Les militaires, mobilisés pour la protection des sites juifs, cherchent à faire évoluer le dispositif pour le rendre moins statique.
Des réflexions sont en cours entre la Préfecture de Police et les Armées pour mettre en place une « sectorisation opérationnelle de la capitale », avec des zones réservées aux militaires. La question la plus complexe est celle des 282 lieux de la communauté juive à Paris et dans la petite couronne.
La protection de la communauté juive d’Ile-de-France est au cœur d’un dialogue compliqué entre la Préfecture de Police et les responsables militaires de l’opération Sentinelle. Le sujet est politiquement très sensible et tout le monde marche sur des œufs… en essayant de faire le moins de bruit possible. D’autant que les familles juives sont très attachées à ce dispositif dans lequel elles voient une marque de soutien des pouvoirs publics. L’Opinion a eu accès aux réflexions en cours, avant que des décisions soient prises, sans doute à la rentrée de septembre.
Appelés en urgence au lendemain des attentats de janvier 2015, les militaires veulent, depuis des mois, en finir avec les gardes statiques devant les lieux qu’ils protègent. Les emprises de la communauté juive sont les plus nombreuses : des synagogues et des écoles, pour l’essentiel, mais aussi quelques crèches par exemple. Selon les derniers chiffres en notre possession (janvier 2016), 345 lieux sont concernés en Ile-de-France, dont 140 à Paris intra-muros et 142 dans la petite couronne (92, 93, 94). Beaucoup sont concentrés dans les mêmes quartiers. Ainsi, plus du tiers des sites parisiens sont situés dans les 19e et 20e arrondissements ; dans le Val-de-Marne, la seule ville de Créteil abrite 13 des 55 « sites à protéger ».

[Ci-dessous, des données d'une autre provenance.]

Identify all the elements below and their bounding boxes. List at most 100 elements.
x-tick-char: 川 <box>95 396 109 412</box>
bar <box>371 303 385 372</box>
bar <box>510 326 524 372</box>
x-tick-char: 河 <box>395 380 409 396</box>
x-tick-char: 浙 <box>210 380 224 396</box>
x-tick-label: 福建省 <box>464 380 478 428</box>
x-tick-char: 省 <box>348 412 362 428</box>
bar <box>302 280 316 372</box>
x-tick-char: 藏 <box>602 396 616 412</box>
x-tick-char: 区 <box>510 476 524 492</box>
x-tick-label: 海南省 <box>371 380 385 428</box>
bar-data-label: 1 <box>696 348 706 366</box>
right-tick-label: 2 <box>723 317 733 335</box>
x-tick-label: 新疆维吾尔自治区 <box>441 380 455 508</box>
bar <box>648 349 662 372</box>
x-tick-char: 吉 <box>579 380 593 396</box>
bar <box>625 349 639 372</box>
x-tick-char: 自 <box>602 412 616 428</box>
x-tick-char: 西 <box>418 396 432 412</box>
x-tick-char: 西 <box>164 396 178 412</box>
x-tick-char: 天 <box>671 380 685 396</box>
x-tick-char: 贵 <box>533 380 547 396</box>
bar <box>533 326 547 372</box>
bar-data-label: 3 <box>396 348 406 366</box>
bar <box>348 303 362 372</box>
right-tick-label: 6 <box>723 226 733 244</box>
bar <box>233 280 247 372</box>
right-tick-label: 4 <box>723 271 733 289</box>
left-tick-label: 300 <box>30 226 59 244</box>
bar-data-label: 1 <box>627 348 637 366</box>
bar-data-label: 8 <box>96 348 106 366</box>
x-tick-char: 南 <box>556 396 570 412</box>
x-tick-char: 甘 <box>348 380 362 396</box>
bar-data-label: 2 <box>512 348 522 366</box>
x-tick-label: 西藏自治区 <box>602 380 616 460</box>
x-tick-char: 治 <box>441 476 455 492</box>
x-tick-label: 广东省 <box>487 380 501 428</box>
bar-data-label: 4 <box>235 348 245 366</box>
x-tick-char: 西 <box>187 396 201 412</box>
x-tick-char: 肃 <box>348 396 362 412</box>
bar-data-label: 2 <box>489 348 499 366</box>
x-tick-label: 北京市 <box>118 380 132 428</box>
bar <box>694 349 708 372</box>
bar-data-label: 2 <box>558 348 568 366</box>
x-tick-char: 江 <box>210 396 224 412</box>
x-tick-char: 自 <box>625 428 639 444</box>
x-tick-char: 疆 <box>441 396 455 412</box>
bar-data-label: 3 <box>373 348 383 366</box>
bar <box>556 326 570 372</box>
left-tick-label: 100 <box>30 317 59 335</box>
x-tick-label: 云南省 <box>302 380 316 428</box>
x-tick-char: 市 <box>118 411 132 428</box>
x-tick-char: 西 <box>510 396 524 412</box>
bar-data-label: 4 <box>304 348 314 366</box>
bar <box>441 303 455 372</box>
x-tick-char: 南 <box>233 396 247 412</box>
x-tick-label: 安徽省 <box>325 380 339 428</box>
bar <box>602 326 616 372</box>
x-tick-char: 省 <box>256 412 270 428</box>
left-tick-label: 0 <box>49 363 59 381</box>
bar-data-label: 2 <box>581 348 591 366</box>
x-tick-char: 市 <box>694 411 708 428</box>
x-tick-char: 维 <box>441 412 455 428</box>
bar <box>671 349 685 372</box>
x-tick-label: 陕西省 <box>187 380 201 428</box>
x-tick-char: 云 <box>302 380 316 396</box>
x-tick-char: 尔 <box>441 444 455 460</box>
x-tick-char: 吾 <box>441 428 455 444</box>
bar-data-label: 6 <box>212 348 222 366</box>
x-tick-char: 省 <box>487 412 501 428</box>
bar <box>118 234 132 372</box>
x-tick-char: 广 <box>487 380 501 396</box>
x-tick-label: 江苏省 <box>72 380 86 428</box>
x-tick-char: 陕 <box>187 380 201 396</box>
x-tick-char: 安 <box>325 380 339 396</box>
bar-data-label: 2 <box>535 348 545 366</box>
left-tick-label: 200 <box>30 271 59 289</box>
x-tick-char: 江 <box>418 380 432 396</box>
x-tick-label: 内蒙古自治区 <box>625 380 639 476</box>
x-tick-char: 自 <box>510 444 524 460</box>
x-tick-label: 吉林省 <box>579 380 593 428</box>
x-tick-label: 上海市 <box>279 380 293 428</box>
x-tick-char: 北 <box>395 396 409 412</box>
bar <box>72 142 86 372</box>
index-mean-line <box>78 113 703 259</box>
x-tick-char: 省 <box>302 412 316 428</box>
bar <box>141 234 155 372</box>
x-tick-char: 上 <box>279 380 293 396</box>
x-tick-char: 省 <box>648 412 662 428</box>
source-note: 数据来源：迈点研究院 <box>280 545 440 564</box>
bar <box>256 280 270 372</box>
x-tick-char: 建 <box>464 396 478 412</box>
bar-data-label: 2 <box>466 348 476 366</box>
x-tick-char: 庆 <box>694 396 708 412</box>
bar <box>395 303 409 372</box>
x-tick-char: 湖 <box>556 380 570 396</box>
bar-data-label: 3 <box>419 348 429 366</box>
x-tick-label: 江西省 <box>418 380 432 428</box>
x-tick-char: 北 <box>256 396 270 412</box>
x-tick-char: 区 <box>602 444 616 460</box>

Discrètement, l’autorité militaire – en l’occurrence le Gouverneur militaire de Paris (GMP) – a entrepris de discuter avec les responsables de la communauté juive pour faire évoluer le dispositif, qui mobilise environ 6 000 militaires en Île-de-France. Officiellement, tout se fait « sous l’égide » du Préfet de Police, mais comme nous le confirme une source policière, « l’armée parle directement avec la communauté » juive. À cet égard, le grand rabbin Haïm Korsia joue, dans l’ombre, un rôle de facilitateur : avant de prendre en 2014 la tête du judaïsme français, il était aumônier en chef du culte israélite dans les armées, avec un grade de général de l’armée de l’air.
Gardes statiques
L’armée de Terre critique les gardes statiques pour des raisons opérationnelles : « fixés » sur place, les militaires offrent des cibles faciles, alors qu’ils se privent de l’effet de surprise de patrouilles mobiles dans une logique de « contrôle de zone ». Par ailleurs, utiliser des soldats professionnels, formés à grands frais, pour des missions relevant quasiment du gardiennage, est un gaspillage de moyens. Qui plus est, ces missions ne sont guère appréciées par la troupe et le moral s’en ressent.